Cela ne put se faire de sitôt, et le dimanche étant venu avant que l’autorisation nous fut accordée, on nous permit seulement de faire dire la messe dans le lieu destiné à devenir l’église du monastère.

« Le saint sacrifice y fut donc offert. J’étais en ce moment fort éloignée de songer que la prédiction de Notre Seigneur, touchant ce gentilhomme (Bernardin de Mendoza), dût s’accomplir alors ; j’étais au contraire, persuadée que par ces paroles « à la première messe », le divin Maître désignait celle où l’on mettrait le très sacrement dans notre église. Au moment de la communion, le prêtre s’avança vers nous, tenant le ciboire en mains. J’approchai, et à l’instant même où il me donnait la sainte Hostie, ce gentilhomme m’apparut avec un visage tout resplendissant ; l’allégresse peinte sur les traits, et les mains jointes, il me remercia de ce que j’avais fait pour le tirer du Purgatoire ; je le vis ensuite monter au Ciel.
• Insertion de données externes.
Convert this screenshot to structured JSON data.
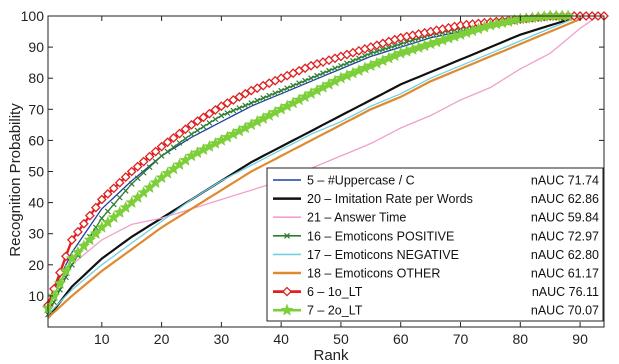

« Je l’avouerai : la première fois que j’entendis de la bouche du divin Maître qu’il était en voie de salut, j’étais loin d’une si consolante pensée ; je ressentais au contraire une peine très vive ; il me semblait qu’avec la vie qu’il avait menée, il eût fallu un autre genre de mort. Si ses vertus et ses bonnes œuvres me rassuraient, je ne laissais pas de craindre, parce qu’il était engagé dans les choses du monde. Voici néanmoins un fait qui est bien en sa faveur : il avait dit à mes compagnes qu’il songeait très sérieusement à la mort. Oh ! Qu’un service, quel qu’il soit, rendu à la très Sainte Vierge, est une grande chose ! Qui dira combien Notre Seigneur l’agrée, et combien sa miséricorde est grande ! Qu’il soit béni et loué à jamais de ce qu’il imprime à la bassesse, au faible mérite de nos bonnes œuvres, un tel caractère de grandeur, et de ce qu’il leur réserve pour salaire une vie et une gloire éternelles ! »
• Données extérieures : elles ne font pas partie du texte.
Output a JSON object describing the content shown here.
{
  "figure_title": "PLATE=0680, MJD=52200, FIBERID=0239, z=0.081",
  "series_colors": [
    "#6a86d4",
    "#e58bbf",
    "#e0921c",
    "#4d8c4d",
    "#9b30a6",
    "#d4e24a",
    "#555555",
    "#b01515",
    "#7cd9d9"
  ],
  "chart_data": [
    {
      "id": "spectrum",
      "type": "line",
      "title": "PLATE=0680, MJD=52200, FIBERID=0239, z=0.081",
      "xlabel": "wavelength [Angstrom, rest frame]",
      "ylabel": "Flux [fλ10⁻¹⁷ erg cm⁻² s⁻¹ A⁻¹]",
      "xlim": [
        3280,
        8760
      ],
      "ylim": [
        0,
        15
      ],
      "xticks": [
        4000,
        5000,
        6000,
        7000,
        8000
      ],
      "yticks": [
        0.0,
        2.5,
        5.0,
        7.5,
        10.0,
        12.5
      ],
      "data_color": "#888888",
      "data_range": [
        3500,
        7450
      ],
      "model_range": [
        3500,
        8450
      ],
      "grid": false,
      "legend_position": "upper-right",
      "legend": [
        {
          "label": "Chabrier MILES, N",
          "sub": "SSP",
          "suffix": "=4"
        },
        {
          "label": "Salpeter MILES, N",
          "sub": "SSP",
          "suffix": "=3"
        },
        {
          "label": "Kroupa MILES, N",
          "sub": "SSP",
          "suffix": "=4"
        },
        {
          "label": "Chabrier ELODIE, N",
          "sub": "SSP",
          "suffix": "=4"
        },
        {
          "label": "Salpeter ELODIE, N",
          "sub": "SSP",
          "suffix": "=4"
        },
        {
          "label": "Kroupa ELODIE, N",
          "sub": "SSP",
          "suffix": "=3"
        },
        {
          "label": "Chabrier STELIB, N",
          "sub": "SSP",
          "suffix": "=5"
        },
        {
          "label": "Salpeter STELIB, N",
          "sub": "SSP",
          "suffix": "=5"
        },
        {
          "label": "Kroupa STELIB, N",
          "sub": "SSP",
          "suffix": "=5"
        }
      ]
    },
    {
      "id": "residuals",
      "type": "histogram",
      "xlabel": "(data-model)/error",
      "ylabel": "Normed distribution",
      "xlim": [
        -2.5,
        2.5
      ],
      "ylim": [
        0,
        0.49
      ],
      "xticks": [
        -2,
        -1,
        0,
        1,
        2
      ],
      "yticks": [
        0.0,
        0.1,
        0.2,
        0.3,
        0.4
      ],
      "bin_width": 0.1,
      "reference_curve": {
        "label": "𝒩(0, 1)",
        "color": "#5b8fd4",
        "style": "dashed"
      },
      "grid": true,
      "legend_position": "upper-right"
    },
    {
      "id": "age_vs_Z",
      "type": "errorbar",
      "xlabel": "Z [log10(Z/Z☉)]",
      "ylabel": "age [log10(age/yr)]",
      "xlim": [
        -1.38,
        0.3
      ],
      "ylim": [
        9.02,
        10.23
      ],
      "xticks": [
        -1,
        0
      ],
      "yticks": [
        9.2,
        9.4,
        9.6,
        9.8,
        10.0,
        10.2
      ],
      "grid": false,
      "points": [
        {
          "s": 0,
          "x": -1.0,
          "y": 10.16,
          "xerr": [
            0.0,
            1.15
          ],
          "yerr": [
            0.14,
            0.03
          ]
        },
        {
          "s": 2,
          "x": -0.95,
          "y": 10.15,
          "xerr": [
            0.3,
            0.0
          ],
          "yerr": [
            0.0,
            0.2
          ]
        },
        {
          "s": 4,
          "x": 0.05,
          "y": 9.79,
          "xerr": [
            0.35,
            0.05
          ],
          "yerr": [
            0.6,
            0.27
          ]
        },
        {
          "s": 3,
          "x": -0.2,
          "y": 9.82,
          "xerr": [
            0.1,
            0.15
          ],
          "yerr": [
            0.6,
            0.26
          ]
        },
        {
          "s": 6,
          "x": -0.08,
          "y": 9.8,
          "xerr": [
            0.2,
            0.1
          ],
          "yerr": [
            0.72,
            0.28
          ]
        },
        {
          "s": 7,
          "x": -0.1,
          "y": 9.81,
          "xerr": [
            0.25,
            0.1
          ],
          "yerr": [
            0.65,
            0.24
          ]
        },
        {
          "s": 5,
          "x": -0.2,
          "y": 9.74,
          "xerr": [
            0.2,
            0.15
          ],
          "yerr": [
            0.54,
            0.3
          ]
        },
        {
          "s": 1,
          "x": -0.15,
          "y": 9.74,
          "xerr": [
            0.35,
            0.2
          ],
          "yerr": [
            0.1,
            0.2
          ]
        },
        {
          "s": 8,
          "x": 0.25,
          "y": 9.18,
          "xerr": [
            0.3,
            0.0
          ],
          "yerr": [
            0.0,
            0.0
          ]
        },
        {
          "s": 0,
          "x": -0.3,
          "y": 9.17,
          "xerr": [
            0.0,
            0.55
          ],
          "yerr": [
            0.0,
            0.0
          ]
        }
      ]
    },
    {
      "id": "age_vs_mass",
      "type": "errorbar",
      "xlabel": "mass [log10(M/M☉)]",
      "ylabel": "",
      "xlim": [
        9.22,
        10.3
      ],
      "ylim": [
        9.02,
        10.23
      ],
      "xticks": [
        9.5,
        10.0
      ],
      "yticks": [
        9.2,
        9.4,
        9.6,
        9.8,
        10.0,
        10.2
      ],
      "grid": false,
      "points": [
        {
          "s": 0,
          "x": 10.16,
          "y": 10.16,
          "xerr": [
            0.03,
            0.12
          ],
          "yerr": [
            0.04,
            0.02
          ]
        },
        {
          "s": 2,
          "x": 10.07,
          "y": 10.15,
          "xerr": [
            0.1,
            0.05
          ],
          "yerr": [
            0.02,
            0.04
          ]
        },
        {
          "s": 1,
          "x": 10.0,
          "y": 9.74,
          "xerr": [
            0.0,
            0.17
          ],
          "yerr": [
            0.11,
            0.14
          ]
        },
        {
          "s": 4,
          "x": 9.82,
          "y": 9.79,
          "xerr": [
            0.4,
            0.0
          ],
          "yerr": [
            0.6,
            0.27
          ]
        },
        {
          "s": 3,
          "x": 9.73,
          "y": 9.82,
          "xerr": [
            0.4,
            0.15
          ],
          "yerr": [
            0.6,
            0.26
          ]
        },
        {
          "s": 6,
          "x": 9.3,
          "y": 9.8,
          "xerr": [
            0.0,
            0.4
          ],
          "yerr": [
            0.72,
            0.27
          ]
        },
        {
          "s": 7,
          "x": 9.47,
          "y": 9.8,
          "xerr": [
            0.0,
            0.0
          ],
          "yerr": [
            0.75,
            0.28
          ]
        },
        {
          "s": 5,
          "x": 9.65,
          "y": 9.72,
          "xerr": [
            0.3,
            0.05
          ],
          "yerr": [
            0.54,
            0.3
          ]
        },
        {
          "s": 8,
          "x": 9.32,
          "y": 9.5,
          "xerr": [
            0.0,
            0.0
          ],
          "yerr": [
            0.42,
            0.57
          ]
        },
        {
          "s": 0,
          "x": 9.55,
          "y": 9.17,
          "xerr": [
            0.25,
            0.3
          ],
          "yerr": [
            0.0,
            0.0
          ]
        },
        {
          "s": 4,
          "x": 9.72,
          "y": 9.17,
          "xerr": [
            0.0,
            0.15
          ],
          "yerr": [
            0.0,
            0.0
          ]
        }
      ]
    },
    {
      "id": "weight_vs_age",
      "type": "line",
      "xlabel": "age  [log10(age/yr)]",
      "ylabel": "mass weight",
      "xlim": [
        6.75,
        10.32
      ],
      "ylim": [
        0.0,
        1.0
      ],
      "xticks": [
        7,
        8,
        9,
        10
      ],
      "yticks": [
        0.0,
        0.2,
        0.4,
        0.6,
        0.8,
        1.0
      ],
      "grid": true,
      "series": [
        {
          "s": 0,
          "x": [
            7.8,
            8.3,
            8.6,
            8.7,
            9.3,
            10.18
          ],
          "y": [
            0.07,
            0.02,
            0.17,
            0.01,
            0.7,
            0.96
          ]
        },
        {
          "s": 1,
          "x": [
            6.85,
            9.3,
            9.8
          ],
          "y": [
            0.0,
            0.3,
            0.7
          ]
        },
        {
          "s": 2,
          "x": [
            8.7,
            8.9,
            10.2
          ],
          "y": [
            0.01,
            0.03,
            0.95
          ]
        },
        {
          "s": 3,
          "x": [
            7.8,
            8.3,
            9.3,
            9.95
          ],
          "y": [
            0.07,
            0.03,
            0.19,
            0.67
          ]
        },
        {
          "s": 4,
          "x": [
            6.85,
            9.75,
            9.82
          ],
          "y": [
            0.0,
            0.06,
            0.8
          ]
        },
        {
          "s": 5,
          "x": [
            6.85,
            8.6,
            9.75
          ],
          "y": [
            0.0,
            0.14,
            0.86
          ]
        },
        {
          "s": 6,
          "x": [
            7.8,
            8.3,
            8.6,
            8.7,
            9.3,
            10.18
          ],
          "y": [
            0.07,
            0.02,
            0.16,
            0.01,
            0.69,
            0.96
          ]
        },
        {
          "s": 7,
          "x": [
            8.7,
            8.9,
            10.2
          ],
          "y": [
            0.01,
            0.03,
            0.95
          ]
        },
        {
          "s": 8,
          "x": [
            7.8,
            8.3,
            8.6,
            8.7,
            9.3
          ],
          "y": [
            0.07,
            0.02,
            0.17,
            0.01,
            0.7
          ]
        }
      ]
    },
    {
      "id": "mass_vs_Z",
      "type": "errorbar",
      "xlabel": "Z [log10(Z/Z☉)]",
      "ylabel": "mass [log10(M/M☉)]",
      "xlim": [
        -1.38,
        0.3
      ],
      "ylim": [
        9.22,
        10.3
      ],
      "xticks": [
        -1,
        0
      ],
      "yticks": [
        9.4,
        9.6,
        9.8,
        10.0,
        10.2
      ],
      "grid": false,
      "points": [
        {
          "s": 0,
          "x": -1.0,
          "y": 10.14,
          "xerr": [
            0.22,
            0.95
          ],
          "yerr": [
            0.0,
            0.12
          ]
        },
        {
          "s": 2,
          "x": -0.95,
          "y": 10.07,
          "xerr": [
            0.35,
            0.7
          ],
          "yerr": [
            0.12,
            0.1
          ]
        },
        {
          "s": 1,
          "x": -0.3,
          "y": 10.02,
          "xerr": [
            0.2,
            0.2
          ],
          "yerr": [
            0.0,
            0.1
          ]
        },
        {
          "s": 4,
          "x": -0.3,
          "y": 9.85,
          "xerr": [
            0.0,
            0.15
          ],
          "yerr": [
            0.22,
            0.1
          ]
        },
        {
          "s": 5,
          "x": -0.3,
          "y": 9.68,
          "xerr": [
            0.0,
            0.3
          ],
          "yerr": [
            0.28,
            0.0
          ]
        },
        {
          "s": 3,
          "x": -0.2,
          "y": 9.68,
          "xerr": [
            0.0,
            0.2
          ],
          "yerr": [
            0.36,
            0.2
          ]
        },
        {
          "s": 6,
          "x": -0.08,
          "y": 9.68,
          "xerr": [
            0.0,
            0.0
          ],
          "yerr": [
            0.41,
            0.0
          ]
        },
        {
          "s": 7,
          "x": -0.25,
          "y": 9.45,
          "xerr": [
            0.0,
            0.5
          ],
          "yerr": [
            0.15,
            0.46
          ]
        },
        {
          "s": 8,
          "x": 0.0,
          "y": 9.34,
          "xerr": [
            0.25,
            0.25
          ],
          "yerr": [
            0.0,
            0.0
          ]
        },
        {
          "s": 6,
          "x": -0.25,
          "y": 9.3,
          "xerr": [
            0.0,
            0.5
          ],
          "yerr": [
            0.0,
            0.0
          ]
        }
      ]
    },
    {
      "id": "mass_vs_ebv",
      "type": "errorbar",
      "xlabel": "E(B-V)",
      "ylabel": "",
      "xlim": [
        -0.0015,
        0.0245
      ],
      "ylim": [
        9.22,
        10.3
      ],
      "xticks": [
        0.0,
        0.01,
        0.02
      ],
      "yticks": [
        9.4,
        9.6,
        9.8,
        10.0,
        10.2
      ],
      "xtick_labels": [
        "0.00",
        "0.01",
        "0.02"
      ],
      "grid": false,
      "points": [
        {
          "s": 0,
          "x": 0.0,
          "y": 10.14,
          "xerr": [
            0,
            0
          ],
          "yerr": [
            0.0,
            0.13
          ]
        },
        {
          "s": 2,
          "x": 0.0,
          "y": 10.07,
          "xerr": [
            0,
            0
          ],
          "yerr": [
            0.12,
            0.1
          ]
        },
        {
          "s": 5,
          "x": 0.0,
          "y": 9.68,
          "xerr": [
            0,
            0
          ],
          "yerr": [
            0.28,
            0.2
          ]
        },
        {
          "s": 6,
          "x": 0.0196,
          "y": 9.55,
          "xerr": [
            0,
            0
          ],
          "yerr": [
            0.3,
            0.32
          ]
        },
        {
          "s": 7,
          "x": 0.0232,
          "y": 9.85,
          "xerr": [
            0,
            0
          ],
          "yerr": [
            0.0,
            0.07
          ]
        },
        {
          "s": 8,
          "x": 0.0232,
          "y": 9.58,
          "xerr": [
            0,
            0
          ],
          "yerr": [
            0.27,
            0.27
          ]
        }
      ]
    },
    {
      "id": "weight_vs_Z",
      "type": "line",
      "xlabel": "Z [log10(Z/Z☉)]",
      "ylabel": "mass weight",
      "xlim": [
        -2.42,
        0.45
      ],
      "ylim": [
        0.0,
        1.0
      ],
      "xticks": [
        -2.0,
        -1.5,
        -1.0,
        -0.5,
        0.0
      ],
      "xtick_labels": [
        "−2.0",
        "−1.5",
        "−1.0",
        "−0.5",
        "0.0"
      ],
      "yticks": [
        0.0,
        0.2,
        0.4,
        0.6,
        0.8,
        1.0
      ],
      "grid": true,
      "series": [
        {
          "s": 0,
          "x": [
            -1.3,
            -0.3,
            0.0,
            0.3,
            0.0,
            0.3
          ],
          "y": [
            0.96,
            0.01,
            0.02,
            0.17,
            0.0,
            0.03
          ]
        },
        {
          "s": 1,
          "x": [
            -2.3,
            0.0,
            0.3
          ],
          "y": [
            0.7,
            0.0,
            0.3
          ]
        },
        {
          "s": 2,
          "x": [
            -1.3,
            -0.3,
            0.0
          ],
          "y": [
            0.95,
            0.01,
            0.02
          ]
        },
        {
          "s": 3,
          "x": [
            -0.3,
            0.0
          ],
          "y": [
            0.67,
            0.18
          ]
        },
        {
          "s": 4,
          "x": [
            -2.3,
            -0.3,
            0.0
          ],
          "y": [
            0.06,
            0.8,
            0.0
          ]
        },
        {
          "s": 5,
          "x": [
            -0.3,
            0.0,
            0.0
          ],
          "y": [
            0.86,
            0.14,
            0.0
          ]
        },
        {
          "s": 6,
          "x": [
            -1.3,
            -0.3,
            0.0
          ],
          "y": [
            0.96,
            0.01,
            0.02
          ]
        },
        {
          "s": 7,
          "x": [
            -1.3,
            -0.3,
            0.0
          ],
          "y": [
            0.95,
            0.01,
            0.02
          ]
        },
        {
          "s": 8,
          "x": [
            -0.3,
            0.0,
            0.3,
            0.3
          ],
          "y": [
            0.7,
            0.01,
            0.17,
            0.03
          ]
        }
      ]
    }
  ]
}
Elle parle encore d’un provincial de l’Ordre des Carmes pour qui elle prévoyait un long purgatoire à cause des responsabilités de sa charge : « Quoique ce fut pour un homme recommandable par bien des vertus, j’appréhendais pour le salut de son âme, parce qu’il avait été pendant vingt ans supérieur, et que je crains toujours beaucoup pour ceux qui ont charge d’âmes. Je m’en allai fort triste à un oratoire ; là je conjurai Notre Seigneur d’appliquer à ce religieux le peu de bien que j’avais fait en ma vie et de suppléer au reste par ses mérites infinis, afin de tirer son âme du Purgatoire.

Pendant que je demandais cette grâce avec toute la ferveur dont j’étais capable je vis, à mon côté droit, cette âme sortir du font de la terre et monter au Ciel dans des transports d’allégresse. Bien que ce Père fut fort âgé, il m’apparut sous les traits d’un homme qui n’avait pas encore trente ans, et avec un visage tout resplendissant de lumière. Il n’y avait pas alors plus de quinze jours qu’il n’avait cessé de vivre. »

D’une carmélite fervente, Thérèse rapporte qu’elle ne passa en purgatoire que deux jours ; d’une autre, morte toute jeune après avoir supporté patiemment la maladie, que son expiation ne dura que quatre heures ; d’un frère coadjuteur jésuite, mort pendant la nuit, qu’il fut délivré durant la messe qu’un Père de la Compagnie célébra pour lui le lendemain.

Bibliographie : Vie de Sainte Thérèse par elle-même ; S.31 et 38. – P. Fr. Ribiera, vie de sainte Thérèse, Livre II, ch. 10 et 12.